Ethnicity
Most Americans I know divide their ethnic origins into fractions. Someone might say, for example, that he or she is 1/2 English, 1/4 Scottish and 1/4 German. The Europeans I’ve talked to think this is a very odd idea, because the person is simply American.
I’m always intrigued by these ethnic percentages. Americans are so mixed that a person’s ancestors came to America very recently it’s not likely that family lore would accurately separate English from Scottish, and perhaps not even from Welsh, French and German.
I have a friend who can say he is 1/2 Danish and 1/2 German. His father was the son of Danish immigrants, and his mother came from a Mennonite family that is German in all its branches going back to colonial Pennsylvania. That kind of break-down is easy to accept.
I thought it would be interesting to calculate my own ethnic percentages. Because of ethnic mixing in my ancestry, even in colonial times, I had to set a cut off point after which I would regard an ancestor as belonging to a particular ethnic group despite fractional portions in his or her ancestry of some other nationality. I set the cut-off at 5th great grandparents.
According to my parents, I should be 1/2 English, 1/4 Swedish, 1/8 Scottish and 1/8 Pawnee. My calculations show that I’m 61/128 English, 1/4 Swedish, 17/128 German-Swiss, 3/64 Scottish, 1/16 Pawnee, and 1/32 Dutch. Pretty close to family lore, but not exact. The English has been rounded off in family lore, the German-Swiss and Dutch have been forgotten, and the Pawnee and Scottish have been exaggerated.
Looking more closely at lore versus calculation, I’ve come to the conclusion that ethnic percentages are more a simplified view of a person’s immediate ancestry than a genuine reflection of ethnic origins.
For example, my mother is said to be 1/2 Swedish, 1/4 English and 1/4 Scottish.
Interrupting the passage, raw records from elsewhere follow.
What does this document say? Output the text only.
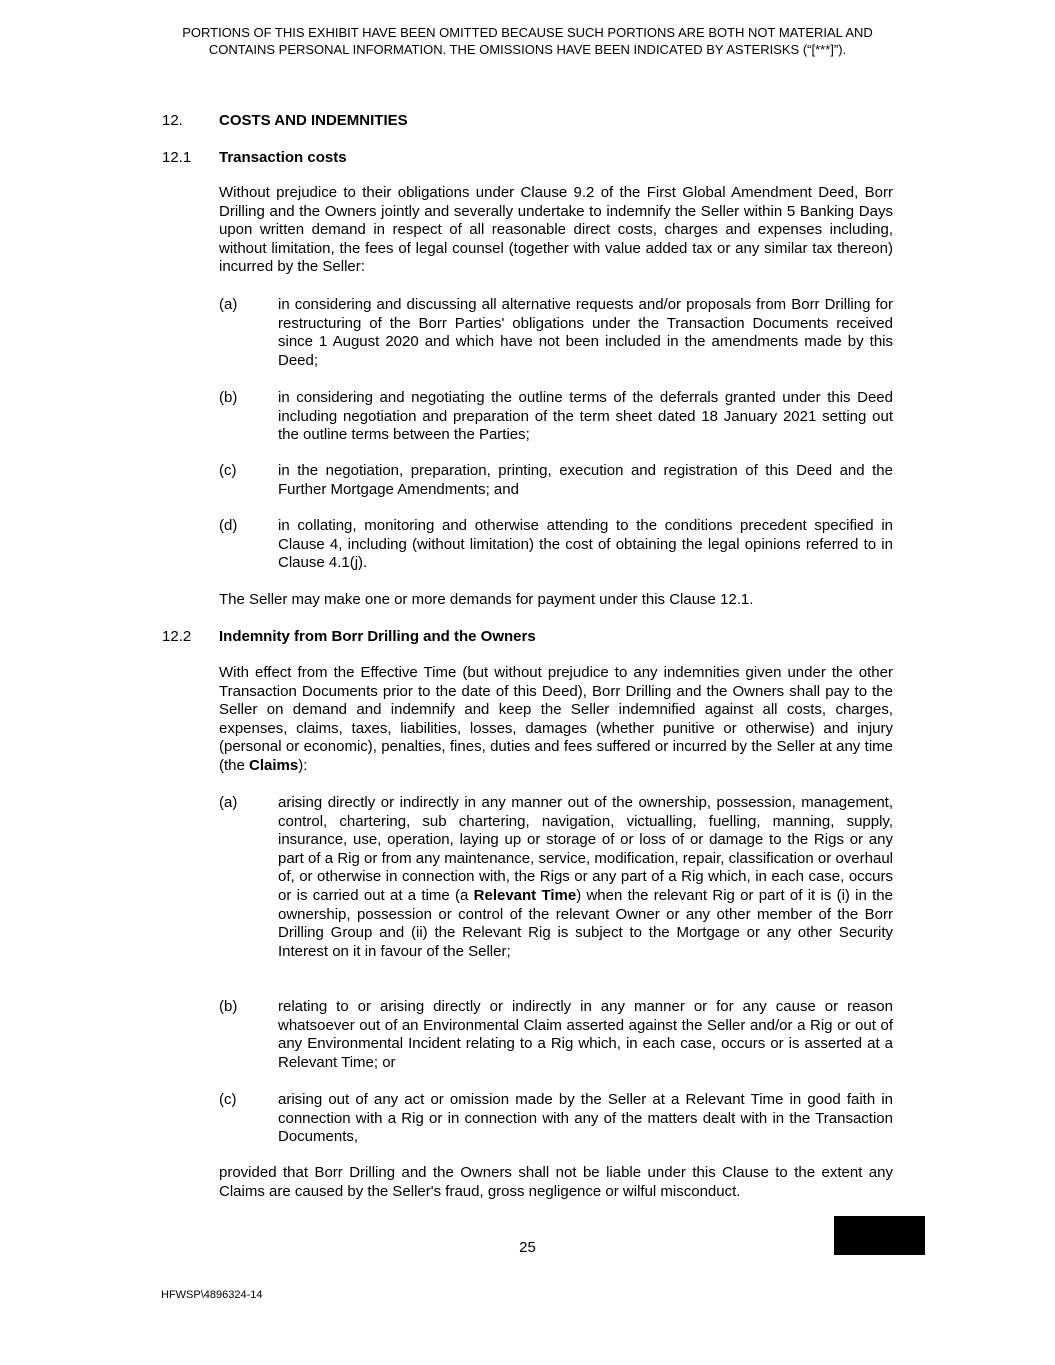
PORTIONS OF THIS EXHIBIT HAVE BEEN OMITTED BECAUSE SUCH PORTIONS ARE BOTH NOT MATERIAL AND
CONTAINS PERSONAL INFORMATION. THE OMISSIONS HAVE BEEN INDICATED BY ASTERISKS (“[***]”).
12.	COSTS AND INDEMNITIES
12.1 Transaction costs
Without prejudice to their obligations under Clause 9.2 of the First Global Amendment Deed, Borr Drilling and the Owners jointly and severally undertake to indemnify the Seller within 5 Banking Days upon written demand in respect of all reasonable direct costs, charges and expenses including, without limitation, the fees of legal counsel (together with value added tax or any similar tax thereon) incurred by the Seller:
(a)	in considering and discussing all alternative requests and/or proposals from Borr Drilling for restructuring of the Borr Parties' obligations under the Transaction Documents received since 1 August 2020 and which have not been included in the amendments made by this Deed;
(b)	in considering and negotiating the outline terms of the deferrals granted under this Deed including negotiation and preparation of the term sheet dated 18 January 2021 setting out the outline terms between the Parties;
(c)	in the negotiation, preparation, printing, execution and registration of this Deed and the Further Mortgage Amendments; and
(d)	in collating, monitoring and otherwise attending to the conditions precedent specified in Clause 4, including (without limitation) the cost of obtaining the legal opinions referred to in Clause 4.1(j).
The Seller may make one or more demands for payment under this Clause 12.1.
12.2 Indemnity from Borr Drilling and the Owners
With effect from the Effective Time (but without prejudice to any indemnities given under the other Transaction Documents prior to the date of this Deed), Borr Drilling and the Owners shall pay to the Seller on demand and indemnify and keep the Seller indemnified against all costs, charges, expenses, claims, taxes, liabilities, losses, damages (whether punitive or otherwise) and injury (personal or economic), penalties, fines, duties and fees suffered or incurred by the Seller at any time (the Claims):
(a)	arising directly or indirectly in any manner out of the ownership, possession, management, control, chartering, sub chartering, navigation, victualling, fuelling, manning, supply, insurance, use, operation, laying up or storage of or loss of or damage to the Rigs or any part of a Rig or from any maintenance, service, modification, repair, classification or overhaul of, or otherwise in connection with, the Rigs or any part of a Rig which, in each case, occurs or is carried out at a time (a Relevant Time) when the relevant Rig or part of it is (i) in the ownership, possession or control of the relevant Owner or any other member of the Borr Drilling Group and (ii) the Relevant Rig is subject to the Mortgage or any other Security Interest on it in favour of the Seller;
(b)	relating to or arising directly or indirectly in any manner or for any cause or reason whatsoever out of an Environmental Claim asserted against the Seller and/or a Rig or out of any Environmental Incident relating to a Rig which, in each case, occurs or is asserted at a Relevant Time; or
(c)	arising out of any act or omission made by the Seller at a Relevant Time in good faith in connection with a Rig or in connection with any of the matters dealt with in the Transaction Documents,
provided that Borr Drilling and the Owners shall not be liable under this Clause to the extent any Claims are caused by the Seller's fraud, gross negligence or wilful misconduct.
25
HFWSP\4896324-14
My calculations show she is 1/2 Swedish, 13/32 English and 3/32 Scottish. The difference is basically the cutoff point chosen. I went back many generations, family lore looks only at her grandparents. She had two Swedish grandparents, one who identified as English, and one who identified as Scotch-Irish.
A similar process exists for my father’s ancestry. He is said to have been 3/4 English and 1/4 Pawnee, but the Pawnee element is exaggerated, while German-Swiss and Dutch have been lumped in with the English. Why? Because his family divides everyone into Indian and non-Indian, and the non-Indians are all “English.”
I would arrive at a very different result if I set the cut-off differently. For example, if I take only the ethnic identity of my parents’ grandparents, I end up as 1/4 Swedish, 1/4 German-Swiss, 1/4 English, 1/8 Pawnee, and 1/8 Scottish.
It seems that ethnic identity is more a function of how a person’s views his or her ancestry than of actual ancestry.